13. Israel From the beginning, this area and the people living here, have been such a critical part of history. Wars, conflict, religion, passion & doctrine have come out of this place, so I wonder who wouldn’t want to go here if given the chance. Who knows how long this country will last…so I’d love to go before it’s gone as we know it!
12. India I’ve known many people from India, and always been intrigued by the uniqueness of culture & traditions. The colors here look outstanding, and there can’t be enough said about the food & friendliness of the people. I’ve heard it is very dirty & smells….but I could put up with that while I indulge in their beautiful country.
11. North Korea I remember learning about North Korea in 5th grade. I wanted to go then…and still want to go now, although I realize it’s very dangerous and currently illegal. Still, I want to explore this hidden & guarded land. Maybe someday.
10. Greece History. Culture. Warm weather. Kalamata olives. Feta cheese. Blue roofs. Need I say more?
9. Brazil Look at these waterfalls & the power in them! They are the Iguassu Falls….and this picture is sick. It makes me want to hop on a plane NOW!
8. Ecuador When I was just a little girl, apparently we had a missionary from Ecuador come to visit our church. I was enthralled by them, and ran around the house saying…(phonetically & emphasis added)… “KEE-TOH, EK-a-door.” I’ve been drawn to it ever since.
7. Croatia This is a land that has been ravaged by war, and yet retains so much beauty right on the coast of the sea. Just soak in these bright red roofs contrasted by the teal blue sea….a—mazing.
6. El Salvador This is some place that I’m just curious about. You don’t hear about it often, and sometimes those are the best places! My great aunt visited here once, and got these photos of a man & woman making hats & clothing in a dimly lit room…it captivated me. Where are these people from, what is their life like?

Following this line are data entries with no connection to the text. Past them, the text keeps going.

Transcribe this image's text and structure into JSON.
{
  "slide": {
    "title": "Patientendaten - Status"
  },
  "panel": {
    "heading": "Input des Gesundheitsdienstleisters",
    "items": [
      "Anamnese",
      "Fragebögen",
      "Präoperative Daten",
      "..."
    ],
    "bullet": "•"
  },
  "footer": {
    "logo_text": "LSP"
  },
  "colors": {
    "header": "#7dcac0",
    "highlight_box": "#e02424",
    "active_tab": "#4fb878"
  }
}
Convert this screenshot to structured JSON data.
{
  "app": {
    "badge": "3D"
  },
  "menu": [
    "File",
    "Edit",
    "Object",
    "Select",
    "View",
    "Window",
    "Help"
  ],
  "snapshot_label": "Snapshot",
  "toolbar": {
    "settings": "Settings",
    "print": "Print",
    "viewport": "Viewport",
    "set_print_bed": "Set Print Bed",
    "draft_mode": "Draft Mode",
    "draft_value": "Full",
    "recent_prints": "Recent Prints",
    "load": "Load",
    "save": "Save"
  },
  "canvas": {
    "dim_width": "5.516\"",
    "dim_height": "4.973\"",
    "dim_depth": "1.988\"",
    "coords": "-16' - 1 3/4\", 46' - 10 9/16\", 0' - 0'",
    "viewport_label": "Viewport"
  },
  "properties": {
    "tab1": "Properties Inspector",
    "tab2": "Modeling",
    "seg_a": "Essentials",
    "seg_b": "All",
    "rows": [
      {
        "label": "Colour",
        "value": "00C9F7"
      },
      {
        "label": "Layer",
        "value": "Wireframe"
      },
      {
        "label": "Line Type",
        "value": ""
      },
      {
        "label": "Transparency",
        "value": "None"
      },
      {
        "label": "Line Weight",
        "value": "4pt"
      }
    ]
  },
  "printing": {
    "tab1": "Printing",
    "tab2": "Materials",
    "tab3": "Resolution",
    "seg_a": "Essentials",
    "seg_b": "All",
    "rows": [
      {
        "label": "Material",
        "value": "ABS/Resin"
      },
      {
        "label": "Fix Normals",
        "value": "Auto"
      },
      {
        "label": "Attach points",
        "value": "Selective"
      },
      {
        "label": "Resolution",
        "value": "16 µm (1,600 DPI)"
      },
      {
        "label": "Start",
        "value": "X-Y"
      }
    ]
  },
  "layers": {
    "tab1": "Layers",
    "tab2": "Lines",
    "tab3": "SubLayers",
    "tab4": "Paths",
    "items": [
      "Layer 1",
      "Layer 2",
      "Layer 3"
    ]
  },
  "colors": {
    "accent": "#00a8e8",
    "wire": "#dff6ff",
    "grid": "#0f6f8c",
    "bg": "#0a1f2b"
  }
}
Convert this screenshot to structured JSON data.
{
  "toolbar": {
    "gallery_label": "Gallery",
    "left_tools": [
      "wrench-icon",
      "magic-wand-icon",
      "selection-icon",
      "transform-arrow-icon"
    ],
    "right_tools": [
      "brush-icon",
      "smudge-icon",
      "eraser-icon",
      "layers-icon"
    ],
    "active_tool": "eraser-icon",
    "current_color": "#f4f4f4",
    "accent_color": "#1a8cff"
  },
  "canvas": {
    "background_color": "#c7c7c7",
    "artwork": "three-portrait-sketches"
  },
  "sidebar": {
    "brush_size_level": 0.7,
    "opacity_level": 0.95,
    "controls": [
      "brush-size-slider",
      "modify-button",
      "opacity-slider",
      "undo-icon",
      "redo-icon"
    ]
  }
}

5. Argentina Last fall, I went through a time where employment was uncertain for a few of us. During that time, trying to find hope of something else if we found pink in our mailboxes, my friend & I decided that we would move to Argentina. This country has such diverse landscapes….from snow to beaches, rain forests to deserts. Amazing.
4. Turkey A country full of culture, history, religion & adventure…what’s not to love? I recently found a destination here that I simply MUST see some day. It is called “cotton castles” or Pamukkale, where sulfuric hot pools bubble up from the earth & over flow into a facade of snow like drifts, welcoming relaxation seekers to find peace in their warm embrace. (No, I did not copy this…..that is truly what I feel towards this wondrous natural wonder.) AH.
3. Spain (Palma de Mallorca) This is a destination that has been on my list for a while. My Aunt apparently always spoke of Palma de Mallorca as one of the most beautiful places she traveled to….which says a lot, being she was ALL over the world. Two of my brothers’ biological siblings live here, so it would be great to visit!
2. Egypt Since I was little, I’ve always wanted to see Egypt for myself. I’m fascinated with history & archeology, that Egypt would be like a “mecca” type trip for me. Someday I want to dress in colorful robes & ride a camel around the Pyramids.

1. Morocco I want to see Morocco SO bad. It just brings such intrigue & culture. Colors (like in this picture) really draw me to places like this. Also, my Aunt Helen visited Morocco too & I currently have her photos hanging in my room. She caught such beauty that I want to experience it too!!